Drug trafficking is a big business. Mexican transnational criminal organizations, which represent the greatest criminal drug threat in the U.S., generate somewhere between $19 billion and $29 billion per year in U.S. drug sales. This is enough to motivate the cartels to find a way, any way, to penetrate our borders. Where fences exist, the cartels dig tunnels under them or fly ultralight aircraft over them. Where there is desert, backpackers carry loads across the border, endangering homes in rural areas along the way. For the most part, the cartels simply drive across the border through legal ports of entry, creatively concealing drugs in tires, batteries, or even jalapeño jars.
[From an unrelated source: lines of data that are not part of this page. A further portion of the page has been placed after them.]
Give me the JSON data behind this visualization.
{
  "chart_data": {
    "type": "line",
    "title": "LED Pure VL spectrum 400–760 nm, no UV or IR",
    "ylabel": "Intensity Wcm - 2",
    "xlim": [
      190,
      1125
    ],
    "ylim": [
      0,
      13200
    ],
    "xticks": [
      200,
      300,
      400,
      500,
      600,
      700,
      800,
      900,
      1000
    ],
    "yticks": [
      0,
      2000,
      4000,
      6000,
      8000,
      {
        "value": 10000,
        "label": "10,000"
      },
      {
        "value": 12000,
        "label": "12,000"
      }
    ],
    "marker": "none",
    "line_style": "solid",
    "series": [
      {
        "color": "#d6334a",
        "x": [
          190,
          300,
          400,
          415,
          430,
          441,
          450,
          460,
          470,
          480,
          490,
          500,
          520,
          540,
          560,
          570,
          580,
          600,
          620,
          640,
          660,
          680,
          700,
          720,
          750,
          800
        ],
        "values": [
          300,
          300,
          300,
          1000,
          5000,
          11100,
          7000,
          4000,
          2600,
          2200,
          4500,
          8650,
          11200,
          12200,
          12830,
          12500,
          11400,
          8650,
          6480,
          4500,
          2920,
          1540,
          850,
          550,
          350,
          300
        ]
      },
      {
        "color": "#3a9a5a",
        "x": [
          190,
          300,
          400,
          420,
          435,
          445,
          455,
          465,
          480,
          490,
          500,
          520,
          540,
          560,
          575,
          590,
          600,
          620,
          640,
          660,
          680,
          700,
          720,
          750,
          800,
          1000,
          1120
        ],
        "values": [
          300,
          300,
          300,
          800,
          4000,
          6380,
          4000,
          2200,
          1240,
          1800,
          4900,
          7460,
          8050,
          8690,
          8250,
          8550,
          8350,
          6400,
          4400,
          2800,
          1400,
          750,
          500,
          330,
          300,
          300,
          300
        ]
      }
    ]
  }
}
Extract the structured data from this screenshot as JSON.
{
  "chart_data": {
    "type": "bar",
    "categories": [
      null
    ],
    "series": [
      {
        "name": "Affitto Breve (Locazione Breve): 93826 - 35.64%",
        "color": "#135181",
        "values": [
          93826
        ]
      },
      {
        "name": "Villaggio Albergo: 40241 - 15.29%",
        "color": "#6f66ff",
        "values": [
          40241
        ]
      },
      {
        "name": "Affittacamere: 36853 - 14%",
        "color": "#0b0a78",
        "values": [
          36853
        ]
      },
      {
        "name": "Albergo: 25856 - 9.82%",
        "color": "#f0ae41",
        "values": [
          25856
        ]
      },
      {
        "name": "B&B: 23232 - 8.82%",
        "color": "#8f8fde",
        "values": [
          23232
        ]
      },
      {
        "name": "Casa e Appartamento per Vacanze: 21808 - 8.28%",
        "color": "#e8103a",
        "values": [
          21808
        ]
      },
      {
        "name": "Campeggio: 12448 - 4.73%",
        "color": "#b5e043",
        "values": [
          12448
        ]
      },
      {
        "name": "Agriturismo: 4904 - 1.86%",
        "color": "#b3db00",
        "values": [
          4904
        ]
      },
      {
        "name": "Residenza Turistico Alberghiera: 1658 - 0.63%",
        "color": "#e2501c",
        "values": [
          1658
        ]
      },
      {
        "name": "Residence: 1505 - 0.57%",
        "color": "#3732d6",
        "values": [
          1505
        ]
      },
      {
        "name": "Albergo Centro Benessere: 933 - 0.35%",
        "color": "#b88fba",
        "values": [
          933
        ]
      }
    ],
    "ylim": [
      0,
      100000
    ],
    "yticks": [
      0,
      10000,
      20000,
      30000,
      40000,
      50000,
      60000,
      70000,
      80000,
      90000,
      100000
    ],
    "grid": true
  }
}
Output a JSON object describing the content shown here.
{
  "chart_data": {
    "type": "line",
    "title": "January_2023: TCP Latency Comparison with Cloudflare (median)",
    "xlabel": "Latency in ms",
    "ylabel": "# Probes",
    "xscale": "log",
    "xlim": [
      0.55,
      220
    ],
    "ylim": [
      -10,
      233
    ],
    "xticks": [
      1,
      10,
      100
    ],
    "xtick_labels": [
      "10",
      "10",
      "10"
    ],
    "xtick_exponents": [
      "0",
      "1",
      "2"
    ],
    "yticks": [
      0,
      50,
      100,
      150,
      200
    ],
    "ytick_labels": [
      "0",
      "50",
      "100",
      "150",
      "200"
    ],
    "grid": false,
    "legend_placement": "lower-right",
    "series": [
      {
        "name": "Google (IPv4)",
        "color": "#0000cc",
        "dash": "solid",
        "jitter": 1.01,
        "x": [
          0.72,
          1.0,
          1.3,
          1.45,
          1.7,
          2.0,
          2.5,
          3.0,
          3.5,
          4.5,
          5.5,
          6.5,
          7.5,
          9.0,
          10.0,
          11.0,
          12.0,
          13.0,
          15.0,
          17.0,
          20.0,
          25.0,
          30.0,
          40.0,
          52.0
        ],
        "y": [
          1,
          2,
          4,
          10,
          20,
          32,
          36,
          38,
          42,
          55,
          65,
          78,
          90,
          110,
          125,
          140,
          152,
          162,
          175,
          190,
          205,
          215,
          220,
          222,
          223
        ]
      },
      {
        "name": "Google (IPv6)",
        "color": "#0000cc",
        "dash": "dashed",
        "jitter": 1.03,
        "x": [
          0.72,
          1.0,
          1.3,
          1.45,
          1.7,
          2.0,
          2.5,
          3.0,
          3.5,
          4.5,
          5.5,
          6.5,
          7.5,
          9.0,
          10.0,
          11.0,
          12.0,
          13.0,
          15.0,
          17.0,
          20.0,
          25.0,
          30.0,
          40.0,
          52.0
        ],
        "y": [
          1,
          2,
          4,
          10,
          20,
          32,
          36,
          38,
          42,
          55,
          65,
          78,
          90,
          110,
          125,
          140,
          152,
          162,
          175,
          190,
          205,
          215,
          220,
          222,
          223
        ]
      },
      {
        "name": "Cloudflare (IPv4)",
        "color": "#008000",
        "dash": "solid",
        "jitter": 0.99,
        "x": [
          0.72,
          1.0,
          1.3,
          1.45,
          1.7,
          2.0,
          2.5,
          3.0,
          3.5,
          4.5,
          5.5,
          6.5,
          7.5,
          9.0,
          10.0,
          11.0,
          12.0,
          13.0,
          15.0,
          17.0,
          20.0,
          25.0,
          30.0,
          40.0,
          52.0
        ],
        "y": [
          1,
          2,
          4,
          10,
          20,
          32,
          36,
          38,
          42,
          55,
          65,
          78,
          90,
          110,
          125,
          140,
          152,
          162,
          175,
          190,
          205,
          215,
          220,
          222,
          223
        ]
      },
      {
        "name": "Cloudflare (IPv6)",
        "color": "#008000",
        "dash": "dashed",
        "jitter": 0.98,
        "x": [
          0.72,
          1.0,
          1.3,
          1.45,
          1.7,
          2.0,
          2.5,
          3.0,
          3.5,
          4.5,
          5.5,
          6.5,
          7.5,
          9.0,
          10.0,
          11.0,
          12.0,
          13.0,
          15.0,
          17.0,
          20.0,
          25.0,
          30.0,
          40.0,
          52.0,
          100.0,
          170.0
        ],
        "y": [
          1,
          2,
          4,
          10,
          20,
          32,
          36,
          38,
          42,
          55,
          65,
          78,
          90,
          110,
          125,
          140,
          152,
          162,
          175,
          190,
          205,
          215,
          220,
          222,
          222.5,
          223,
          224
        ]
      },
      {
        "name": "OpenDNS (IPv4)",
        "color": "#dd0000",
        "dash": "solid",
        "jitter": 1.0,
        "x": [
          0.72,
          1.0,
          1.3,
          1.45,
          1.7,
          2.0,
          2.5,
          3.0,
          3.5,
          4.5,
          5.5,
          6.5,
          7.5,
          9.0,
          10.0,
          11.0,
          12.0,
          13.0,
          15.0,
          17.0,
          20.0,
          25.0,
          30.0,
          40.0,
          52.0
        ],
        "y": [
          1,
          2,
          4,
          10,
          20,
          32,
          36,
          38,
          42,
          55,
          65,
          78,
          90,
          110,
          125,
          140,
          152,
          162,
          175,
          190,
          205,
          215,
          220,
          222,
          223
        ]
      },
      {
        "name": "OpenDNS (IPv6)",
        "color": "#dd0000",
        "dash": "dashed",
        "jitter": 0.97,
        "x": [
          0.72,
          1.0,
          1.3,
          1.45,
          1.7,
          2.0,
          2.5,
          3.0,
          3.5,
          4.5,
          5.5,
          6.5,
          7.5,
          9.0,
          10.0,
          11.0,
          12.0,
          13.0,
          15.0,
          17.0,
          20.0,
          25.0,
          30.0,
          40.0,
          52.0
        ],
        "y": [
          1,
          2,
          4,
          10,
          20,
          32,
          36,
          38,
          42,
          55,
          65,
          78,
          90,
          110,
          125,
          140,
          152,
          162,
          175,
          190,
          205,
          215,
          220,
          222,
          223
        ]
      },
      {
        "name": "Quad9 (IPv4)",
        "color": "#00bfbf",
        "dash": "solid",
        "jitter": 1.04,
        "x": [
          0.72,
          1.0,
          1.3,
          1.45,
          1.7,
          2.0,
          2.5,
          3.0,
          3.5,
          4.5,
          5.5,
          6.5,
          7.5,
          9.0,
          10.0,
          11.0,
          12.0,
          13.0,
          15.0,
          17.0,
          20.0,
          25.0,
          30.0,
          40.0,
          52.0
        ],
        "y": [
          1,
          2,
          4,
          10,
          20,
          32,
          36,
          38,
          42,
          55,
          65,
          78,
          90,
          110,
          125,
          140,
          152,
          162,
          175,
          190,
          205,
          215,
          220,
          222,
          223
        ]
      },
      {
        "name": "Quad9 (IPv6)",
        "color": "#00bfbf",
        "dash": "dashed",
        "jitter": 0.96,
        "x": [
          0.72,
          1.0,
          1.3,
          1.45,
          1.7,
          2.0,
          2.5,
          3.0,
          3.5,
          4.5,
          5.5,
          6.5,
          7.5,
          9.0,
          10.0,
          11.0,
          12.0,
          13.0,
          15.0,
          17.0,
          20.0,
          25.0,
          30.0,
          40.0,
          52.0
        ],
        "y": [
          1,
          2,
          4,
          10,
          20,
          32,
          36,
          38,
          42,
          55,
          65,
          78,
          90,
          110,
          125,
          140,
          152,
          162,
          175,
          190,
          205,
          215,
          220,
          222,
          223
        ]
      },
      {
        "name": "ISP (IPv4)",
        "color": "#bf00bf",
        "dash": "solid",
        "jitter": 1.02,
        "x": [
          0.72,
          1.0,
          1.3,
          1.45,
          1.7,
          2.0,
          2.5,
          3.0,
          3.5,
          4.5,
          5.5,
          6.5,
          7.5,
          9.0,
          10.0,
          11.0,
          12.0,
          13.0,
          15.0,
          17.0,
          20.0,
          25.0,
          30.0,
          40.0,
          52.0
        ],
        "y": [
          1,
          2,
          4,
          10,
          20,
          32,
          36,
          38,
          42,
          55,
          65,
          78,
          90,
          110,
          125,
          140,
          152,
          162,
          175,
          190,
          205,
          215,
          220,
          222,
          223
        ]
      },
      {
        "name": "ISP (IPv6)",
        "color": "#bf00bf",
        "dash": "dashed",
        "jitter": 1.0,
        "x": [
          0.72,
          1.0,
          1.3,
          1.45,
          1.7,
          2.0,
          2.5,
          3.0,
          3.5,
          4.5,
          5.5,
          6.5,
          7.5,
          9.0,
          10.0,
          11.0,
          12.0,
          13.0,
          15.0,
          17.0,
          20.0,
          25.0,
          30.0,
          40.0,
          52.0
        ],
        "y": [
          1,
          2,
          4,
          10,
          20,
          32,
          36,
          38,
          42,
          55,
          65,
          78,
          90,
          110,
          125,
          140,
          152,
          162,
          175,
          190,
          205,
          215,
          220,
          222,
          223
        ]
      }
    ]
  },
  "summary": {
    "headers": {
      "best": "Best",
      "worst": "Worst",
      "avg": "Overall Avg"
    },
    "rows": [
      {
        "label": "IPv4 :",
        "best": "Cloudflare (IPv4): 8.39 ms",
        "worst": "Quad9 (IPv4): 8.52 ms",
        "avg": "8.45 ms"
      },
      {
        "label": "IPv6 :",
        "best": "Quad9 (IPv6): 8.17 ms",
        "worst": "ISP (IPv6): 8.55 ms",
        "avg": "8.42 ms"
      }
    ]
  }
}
Once these drugs cross the border, they are sent to distribution hubs in places such as Phoenix or Chicago. From there, the drugs are disseminated by street gangs into local communities throughout America. No community is left untouched by this sophisticated and fully integrated network. The Drug Enforcement Administration (DEA) testified at our field hearing in New Hampshire last year that “the new face of organized crime in America” is “[t]he growing relationship between Mexican-based drug cartels and domestic street gangs.”
We spend approximately $25 billion per year on our “war on drugs.” According to testimony before this committee, we interdict less than 10 percent of illegal drugs coming across our southwest border and somewhere between 11 and 18 percent coming in through our maritime borders. We are losing this war, and the low price of heroin combined with the growing number of heroin overdoses in every corner of America is evidence of that fact.
It is time to seriously reassess our strategies regarding America’s insatiable demand for drugs, our war on drugs, and the lack of border security that is one result.
One final note: Last year, when I traveled to Central America with members of this committee, we had the opportunity to visit a shelter for little girls. This home, attempting to stay hidden without an address in Guatemala City, is protecting girls who have been the victims of sexual abuse and sex trafficking—often at the hands of the drug cartels. Central American societies have been ravaged by what too many Americans consider a “victimless” crime, drug abuse. We have seen the victims, and it is high time that we commit ourselves to finding real solutions.
I thank all of our witnesses for appearing today, and I look forward to your testimony.